Massive Cyberattack Led to Khaos in Iranian Train System

A recent massive cyberattack involving wiper malware Meteor was successful in destroying Iran’s national rail infrastructure as well as the ministry of transportation’s website, resulting in significant train service interruptions throughout the country, according to The Hacker News.

On July 9, the Iranian train system was rendered obsolete as a result of a massive attack with passengers advised to register complaints with Ayatollah Ali Khamenei, whose phone number was displayed. Needless to say that the incident has caused extreme chaos at train terminals, resulting in the cancellation or delay of hundreds of trains.

According to experts of Iranian antivirus company SentinelOne and Amn Pardaz, the campaign dubbed MeteorExpress wasn’t tied to any previously detected threat groups or attacks. Although Meteor is thought to have been at work in the last three years, this is basically the occurrence involving its deployment.

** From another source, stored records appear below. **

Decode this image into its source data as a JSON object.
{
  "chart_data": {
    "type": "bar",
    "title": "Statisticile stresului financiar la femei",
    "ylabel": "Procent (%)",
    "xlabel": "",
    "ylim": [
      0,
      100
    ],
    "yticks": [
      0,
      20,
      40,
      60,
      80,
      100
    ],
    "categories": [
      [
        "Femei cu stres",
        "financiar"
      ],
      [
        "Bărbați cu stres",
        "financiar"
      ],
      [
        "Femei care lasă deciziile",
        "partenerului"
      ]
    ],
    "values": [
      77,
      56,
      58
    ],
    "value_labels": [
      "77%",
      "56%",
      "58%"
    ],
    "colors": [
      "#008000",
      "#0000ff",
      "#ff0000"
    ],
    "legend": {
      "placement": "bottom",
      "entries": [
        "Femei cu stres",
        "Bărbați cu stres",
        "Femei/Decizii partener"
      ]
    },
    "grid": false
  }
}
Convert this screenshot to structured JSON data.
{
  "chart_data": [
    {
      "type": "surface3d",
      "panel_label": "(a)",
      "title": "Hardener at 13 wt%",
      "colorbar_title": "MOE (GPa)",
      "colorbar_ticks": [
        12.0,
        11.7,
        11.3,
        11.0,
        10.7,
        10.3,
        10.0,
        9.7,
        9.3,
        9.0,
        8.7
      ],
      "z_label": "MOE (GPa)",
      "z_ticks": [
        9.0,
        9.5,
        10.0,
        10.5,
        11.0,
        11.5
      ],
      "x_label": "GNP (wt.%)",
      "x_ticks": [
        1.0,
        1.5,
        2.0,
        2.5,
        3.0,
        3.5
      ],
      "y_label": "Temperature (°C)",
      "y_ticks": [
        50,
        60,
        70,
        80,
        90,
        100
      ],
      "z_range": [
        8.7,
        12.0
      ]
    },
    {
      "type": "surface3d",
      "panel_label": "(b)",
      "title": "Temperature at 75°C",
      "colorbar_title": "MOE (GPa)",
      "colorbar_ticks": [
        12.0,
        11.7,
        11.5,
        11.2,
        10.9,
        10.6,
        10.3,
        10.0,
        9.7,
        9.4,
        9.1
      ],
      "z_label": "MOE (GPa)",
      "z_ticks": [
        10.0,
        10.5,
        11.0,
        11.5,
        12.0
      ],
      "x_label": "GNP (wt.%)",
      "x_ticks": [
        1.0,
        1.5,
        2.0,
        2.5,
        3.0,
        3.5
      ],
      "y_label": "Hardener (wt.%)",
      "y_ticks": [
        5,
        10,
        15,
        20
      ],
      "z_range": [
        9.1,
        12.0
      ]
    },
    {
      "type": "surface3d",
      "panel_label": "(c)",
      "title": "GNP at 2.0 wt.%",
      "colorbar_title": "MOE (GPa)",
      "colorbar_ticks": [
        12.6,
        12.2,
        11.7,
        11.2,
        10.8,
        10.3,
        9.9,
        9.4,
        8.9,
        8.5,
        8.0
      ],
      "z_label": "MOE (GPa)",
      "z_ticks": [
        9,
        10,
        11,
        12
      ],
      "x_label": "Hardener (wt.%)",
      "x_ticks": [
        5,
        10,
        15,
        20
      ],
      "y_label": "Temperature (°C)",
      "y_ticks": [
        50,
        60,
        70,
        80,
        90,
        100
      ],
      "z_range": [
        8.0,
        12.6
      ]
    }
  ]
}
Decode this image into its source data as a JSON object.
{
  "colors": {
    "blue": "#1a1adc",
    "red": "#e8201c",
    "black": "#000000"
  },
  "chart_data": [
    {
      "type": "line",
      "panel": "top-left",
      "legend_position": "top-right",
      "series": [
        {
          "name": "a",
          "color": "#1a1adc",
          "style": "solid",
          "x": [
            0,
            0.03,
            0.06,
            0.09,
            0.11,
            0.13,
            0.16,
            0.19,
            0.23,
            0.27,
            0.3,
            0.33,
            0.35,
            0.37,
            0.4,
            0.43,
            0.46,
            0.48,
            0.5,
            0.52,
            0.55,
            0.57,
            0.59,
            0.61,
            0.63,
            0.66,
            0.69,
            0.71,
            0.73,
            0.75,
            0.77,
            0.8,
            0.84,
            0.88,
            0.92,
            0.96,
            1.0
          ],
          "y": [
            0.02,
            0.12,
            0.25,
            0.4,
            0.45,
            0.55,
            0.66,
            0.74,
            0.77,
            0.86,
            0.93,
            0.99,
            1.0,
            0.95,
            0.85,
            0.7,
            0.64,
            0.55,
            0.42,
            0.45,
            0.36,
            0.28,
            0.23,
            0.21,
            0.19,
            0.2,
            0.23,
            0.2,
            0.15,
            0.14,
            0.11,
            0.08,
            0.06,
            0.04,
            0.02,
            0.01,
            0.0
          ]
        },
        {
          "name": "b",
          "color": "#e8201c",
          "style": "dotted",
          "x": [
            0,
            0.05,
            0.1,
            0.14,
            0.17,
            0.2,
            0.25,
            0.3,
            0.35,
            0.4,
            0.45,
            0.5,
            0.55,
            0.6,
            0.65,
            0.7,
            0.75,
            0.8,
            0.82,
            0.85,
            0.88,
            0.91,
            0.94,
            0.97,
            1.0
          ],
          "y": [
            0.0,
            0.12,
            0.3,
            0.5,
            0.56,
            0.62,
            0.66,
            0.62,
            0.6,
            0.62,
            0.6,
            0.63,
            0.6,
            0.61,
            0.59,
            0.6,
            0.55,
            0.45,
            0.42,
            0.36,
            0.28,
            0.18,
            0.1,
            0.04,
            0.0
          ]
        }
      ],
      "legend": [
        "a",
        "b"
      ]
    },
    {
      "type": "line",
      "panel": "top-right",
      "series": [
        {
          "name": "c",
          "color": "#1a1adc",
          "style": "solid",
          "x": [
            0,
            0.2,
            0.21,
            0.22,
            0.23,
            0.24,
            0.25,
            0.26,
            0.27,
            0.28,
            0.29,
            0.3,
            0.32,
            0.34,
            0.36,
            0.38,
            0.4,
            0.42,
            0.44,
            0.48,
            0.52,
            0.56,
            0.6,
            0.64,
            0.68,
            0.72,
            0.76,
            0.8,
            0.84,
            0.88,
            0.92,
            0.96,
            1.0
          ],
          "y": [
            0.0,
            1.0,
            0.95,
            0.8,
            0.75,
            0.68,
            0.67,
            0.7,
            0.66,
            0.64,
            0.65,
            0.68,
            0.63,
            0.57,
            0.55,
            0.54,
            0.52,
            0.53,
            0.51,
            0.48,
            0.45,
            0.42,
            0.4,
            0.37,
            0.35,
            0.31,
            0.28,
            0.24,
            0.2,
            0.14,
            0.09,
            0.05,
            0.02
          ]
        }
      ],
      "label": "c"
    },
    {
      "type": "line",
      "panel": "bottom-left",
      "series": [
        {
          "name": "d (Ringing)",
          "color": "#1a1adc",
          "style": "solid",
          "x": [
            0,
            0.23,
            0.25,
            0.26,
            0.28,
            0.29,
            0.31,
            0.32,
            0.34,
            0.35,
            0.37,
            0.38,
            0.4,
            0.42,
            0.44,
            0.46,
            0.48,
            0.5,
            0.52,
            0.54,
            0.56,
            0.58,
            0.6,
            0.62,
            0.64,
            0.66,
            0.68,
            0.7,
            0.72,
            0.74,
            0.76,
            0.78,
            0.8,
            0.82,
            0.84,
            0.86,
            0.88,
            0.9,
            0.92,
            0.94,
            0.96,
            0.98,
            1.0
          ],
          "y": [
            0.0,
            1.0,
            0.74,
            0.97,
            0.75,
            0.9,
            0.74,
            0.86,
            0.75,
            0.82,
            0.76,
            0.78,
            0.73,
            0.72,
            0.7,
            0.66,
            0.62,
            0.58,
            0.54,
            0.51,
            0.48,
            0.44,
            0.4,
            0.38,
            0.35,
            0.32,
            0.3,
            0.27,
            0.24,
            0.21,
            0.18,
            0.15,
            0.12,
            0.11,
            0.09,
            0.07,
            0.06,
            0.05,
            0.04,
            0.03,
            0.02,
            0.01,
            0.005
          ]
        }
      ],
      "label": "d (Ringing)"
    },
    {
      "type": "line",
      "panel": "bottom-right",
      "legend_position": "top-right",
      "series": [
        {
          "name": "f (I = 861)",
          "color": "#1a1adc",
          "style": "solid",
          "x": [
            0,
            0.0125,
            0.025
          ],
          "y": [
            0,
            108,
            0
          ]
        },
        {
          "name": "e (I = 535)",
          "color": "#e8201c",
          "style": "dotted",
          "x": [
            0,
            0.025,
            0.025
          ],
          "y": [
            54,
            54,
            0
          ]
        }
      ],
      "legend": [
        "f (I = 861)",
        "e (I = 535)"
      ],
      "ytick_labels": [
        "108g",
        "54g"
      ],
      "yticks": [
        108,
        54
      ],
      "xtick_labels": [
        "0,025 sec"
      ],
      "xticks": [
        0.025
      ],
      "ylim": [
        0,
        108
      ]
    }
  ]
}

According to Juan Andres Guerrero-Saade, Principal Threat Researcher at SentinelOne, even though the company’s security specialists could not notice any clear indicators of compromise, they were able to retrieve the majority of the attack components. In short, they were able to track down the digital fingerprints of an unknown attacker. The bad news is that the attacks are designed to destroy the targeted systems, leaving little options for recovery via shadow copy or domain management.

Train delays and cancellations followed the attack

According to SentinelOne, the infection is exploiting Group Policy to distribute an instrument package that is comprised of batch files orchestrated by various components. The files are extracted from multiple RAR archives and chained together to facilitate file system encryption, Master Boot Record (MBR) corruption, and system locking. Furthermore, researchers uncovered batch script files designed to disconnect infected devices from the same network and then generate Windows Defender exclusions for all components.

Meteor seems to be an externally configurable wiper capable of running malicious code, terminating arbitrary applications, changing user passwords, and deactivating recovery mode. The wiper includes sanity checks, error checking, and redundancy in attaining its goals. All of these characteristics indicate a fragmented approach and a lack of collaboration among the development teams.

Guerrero-Saade ended by saying “We should keep in mind that the attackers were already familiar with the general setup of their target, features of the domain controller, and the target’s choice of backup system (Veeam). That implies a reconnaissance phase that flew entirely under the radar and a wealth of espionage tooling that we’ve yet to uncover.”